A tip for teaching Natalie Diaz’s Postcolonial Love Poem: before we read her poems, we read and talked about Audre Lorde’s essay, “The Uses of the Erotic: The Erotic as Power,” from Sister Outsider, mainly focusing on love (Eros) as a feeling of satisfaction that leads to demanding satisfaction in other areas of one’s life. This helped students to gain a deeper understanding of how love works in Diaz’s love poems as a political act of warfare–love, and claiming the thrill of it, the dripping pleasure of female sexuality and queer sex, as activism. Even her poems that are not about queer love in the collection, “Blood-Light” for example, could also be about this.
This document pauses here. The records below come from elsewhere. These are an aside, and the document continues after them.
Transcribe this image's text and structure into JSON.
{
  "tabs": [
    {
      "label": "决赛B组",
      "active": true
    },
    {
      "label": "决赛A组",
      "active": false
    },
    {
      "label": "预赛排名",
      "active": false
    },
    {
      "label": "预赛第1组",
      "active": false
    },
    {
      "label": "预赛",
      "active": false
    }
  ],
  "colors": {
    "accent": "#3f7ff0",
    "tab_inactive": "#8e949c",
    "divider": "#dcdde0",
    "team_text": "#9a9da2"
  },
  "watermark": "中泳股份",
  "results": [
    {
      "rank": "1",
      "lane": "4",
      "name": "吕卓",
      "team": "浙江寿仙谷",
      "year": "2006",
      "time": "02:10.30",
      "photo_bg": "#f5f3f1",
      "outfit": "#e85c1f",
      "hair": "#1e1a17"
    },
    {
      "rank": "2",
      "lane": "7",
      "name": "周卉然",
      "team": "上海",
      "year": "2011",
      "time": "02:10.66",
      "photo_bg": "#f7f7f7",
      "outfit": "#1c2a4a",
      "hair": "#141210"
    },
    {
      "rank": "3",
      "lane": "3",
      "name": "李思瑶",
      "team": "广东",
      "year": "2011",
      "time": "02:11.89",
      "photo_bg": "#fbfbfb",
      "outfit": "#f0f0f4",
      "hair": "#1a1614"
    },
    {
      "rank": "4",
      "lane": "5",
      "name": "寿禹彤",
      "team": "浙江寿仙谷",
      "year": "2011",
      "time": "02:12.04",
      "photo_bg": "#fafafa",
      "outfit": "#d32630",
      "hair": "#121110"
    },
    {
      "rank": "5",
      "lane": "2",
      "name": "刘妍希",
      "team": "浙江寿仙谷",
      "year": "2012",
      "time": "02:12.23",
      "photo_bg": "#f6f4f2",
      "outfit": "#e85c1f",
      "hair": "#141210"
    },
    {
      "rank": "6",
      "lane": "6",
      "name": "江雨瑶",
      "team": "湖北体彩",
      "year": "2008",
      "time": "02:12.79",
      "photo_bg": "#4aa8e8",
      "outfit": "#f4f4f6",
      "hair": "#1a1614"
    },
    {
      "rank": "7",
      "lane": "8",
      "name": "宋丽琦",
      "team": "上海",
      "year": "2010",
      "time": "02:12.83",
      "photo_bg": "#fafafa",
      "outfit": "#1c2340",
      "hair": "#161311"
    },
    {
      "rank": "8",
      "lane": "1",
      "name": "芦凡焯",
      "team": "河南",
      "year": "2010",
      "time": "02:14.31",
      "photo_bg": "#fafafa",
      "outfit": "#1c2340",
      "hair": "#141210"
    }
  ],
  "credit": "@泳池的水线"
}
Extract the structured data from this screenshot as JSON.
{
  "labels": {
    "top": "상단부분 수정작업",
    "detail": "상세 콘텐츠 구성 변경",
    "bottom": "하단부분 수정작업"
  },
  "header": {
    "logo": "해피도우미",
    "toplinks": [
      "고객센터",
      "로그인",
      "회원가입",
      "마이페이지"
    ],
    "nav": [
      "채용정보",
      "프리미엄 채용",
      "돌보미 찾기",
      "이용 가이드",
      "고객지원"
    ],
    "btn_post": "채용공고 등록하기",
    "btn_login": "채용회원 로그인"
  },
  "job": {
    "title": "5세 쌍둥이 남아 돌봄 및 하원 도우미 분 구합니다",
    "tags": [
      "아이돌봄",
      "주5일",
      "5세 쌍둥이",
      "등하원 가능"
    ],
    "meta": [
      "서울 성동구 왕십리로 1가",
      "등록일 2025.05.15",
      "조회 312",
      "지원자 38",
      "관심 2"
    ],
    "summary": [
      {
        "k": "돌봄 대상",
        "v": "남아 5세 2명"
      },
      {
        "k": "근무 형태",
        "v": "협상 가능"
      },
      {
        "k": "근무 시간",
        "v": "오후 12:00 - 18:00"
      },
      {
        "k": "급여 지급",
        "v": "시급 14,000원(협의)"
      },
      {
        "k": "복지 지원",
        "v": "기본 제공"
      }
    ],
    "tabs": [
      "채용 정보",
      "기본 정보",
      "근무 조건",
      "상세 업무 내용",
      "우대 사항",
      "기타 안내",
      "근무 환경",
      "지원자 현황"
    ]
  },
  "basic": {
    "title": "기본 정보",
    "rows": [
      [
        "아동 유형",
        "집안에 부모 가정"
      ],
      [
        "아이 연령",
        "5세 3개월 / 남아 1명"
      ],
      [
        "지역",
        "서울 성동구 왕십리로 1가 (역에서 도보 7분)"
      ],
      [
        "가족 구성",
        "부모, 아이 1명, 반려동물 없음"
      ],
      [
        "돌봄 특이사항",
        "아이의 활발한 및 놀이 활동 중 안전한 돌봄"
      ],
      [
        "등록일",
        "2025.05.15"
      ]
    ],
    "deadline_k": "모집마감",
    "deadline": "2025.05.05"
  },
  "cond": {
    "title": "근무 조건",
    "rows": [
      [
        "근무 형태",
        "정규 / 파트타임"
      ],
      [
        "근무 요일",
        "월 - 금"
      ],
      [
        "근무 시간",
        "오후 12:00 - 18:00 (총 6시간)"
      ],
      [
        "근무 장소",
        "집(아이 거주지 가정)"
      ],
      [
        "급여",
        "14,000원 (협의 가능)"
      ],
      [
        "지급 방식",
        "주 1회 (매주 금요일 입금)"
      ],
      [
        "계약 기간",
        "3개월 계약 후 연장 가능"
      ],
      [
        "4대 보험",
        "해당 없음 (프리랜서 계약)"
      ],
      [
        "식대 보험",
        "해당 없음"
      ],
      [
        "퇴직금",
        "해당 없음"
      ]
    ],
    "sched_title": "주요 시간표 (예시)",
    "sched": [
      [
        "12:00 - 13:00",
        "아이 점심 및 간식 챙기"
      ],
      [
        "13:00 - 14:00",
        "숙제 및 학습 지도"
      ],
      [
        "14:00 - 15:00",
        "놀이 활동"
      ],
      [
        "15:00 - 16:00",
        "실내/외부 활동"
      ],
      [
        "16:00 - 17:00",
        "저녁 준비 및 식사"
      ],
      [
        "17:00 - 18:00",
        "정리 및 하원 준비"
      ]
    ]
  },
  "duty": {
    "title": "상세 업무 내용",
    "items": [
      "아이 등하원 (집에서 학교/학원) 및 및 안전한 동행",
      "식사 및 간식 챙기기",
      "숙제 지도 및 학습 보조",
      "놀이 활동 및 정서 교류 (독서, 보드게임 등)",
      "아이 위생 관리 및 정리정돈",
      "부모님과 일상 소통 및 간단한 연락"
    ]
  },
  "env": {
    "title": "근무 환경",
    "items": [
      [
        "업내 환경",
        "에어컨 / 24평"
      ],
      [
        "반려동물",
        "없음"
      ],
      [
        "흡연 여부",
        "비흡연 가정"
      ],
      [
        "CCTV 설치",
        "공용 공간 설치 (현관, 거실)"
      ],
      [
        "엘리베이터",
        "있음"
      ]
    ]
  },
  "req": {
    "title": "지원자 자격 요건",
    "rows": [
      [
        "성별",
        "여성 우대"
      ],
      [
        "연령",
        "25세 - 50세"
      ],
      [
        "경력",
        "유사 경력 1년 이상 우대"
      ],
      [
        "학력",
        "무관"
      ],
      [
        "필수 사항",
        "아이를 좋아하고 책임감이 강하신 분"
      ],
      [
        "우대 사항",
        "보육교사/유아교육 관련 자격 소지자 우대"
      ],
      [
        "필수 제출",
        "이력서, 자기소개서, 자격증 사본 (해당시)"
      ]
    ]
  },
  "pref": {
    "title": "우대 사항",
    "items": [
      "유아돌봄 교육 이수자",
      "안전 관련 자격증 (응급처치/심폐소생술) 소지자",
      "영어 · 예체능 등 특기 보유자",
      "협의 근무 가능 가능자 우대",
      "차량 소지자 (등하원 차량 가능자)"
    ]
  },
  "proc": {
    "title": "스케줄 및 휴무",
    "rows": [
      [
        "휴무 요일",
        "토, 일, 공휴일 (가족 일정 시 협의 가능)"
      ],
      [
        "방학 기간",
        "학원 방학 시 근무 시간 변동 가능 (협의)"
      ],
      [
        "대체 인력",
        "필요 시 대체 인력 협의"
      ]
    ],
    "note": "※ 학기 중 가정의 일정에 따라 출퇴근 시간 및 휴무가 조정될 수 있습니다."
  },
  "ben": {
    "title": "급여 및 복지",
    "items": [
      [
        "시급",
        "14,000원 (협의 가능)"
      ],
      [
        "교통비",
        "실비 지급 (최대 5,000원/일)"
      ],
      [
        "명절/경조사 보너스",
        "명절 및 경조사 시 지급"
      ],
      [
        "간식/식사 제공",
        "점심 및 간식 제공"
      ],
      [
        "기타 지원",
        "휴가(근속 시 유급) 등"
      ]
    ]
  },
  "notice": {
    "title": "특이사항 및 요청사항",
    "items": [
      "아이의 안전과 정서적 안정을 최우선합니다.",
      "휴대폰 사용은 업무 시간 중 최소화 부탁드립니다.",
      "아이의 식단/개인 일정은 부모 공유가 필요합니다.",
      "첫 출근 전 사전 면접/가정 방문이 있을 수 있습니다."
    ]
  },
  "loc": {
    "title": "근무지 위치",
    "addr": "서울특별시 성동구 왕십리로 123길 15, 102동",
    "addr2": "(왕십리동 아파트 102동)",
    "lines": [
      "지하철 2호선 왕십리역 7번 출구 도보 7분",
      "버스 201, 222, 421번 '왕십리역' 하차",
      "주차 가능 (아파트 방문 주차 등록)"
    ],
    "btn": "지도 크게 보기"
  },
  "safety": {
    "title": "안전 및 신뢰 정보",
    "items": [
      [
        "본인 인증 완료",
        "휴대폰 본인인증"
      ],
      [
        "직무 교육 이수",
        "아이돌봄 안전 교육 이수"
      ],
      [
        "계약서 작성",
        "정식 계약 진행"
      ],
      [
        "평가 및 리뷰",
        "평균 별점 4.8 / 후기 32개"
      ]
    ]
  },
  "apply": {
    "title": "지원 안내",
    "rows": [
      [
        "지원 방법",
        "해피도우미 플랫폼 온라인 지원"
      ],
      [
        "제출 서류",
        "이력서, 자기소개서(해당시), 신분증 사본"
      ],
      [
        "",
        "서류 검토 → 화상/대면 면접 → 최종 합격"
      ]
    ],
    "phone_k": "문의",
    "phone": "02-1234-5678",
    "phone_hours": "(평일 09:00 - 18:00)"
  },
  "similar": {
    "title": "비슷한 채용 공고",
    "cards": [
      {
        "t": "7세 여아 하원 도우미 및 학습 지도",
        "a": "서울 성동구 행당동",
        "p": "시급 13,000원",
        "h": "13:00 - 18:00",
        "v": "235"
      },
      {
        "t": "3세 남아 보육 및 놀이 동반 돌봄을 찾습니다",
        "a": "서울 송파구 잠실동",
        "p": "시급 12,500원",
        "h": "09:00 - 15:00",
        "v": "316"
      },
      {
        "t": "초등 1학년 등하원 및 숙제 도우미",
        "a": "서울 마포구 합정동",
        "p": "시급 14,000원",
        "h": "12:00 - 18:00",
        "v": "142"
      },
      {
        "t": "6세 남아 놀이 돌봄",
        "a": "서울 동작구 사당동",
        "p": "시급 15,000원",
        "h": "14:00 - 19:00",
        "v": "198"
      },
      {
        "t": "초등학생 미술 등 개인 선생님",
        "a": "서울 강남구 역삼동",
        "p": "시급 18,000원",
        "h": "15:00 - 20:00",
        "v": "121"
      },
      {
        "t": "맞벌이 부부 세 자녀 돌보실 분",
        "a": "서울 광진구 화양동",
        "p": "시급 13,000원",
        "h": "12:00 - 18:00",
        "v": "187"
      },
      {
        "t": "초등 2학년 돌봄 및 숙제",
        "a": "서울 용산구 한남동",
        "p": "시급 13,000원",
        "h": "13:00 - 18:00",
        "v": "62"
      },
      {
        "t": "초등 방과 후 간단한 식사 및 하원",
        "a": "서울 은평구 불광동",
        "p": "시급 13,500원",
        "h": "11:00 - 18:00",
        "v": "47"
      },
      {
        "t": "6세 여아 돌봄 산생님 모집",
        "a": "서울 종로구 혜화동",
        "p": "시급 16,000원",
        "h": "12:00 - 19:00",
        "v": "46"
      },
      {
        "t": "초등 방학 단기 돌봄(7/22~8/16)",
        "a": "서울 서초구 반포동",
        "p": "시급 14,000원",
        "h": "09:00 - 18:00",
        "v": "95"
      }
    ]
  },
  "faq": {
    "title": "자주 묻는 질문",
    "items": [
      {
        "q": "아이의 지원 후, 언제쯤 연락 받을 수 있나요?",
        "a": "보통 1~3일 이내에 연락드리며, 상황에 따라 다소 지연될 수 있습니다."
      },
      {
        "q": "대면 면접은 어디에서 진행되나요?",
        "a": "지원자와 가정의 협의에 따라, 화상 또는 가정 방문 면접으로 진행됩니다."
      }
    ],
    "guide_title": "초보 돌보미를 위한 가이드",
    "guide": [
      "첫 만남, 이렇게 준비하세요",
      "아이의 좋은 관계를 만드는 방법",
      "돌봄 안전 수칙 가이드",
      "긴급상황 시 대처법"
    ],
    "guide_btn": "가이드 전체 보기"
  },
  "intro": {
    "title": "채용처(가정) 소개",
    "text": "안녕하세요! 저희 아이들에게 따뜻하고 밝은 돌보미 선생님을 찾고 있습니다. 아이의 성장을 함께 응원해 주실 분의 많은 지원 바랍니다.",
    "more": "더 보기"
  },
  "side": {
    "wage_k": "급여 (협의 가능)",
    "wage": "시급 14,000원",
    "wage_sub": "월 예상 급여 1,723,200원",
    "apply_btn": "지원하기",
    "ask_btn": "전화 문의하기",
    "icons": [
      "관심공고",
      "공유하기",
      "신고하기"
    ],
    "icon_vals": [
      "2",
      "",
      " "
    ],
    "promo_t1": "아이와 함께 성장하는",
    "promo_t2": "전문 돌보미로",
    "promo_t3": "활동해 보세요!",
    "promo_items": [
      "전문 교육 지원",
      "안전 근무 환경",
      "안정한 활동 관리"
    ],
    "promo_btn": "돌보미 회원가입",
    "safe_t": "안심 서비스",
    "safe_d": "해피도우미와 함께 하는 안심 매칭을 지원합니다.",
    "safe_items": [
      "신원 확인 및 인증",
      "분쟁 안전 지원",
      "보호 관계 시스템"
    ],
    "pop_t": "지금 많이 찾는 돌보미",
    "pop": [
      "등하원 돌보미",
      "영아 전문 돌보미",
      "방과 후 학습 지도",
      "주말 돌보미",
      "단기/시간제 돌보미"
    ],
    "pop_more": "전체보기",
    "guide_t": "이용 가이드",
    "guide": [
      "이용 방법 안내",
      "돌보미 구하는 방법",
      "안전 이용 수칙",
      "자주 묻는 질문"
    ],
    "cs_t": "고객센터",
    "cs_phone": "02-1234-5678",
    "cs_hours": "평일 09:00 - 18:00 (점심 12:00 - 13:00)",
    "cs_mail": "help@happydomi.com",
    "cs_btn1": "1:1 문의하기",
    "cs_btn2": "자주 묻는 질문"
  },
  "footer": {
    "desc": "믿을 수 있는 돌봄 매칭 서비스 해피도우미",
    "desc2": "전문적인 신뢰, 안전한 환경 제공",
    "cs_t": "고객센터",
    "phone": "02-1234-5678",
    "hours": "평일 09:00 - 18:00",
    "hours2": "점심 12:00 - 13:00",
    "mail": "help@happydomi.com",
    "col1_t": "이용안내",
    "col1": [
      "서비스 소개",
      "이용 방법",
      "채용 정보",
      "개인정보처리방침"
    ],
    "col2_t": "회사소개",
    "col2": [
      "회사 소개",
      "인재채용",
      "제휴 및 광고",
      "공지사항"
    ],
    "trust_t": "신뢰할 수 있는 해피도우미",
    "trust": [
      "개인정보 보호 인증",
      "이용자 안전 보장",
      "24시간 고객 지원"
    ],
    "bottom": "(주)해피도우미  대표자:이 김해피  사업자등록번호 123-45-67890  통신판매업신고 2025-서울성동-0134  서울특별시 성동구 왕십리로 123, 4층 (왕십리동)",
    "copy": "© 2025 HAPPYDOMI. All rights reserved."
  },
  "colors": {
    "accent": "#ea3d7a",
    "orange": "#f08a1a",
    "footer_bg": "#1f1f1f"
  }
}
This poem draws a lot of metaphors from scorpions, who glow in UV light. In the daylight, the eye doesn’t see that (sort of the way that sexuality isn’t really visible–at least that is how I often feel as a bisexual person, and bisexual erasure is a persistent theme in bisexual discourse). Most students also don’t know this factoid about scorpions (the way they “didn’t know” or “couldn’t have known” some things about someone’s identity that aren’t visible). So this poem is a really great entry point to larger discussions about race, sexuality, passing, and the like.
Oh, and of course we googled glowing scorpions for a chunk of class. I recommend that too!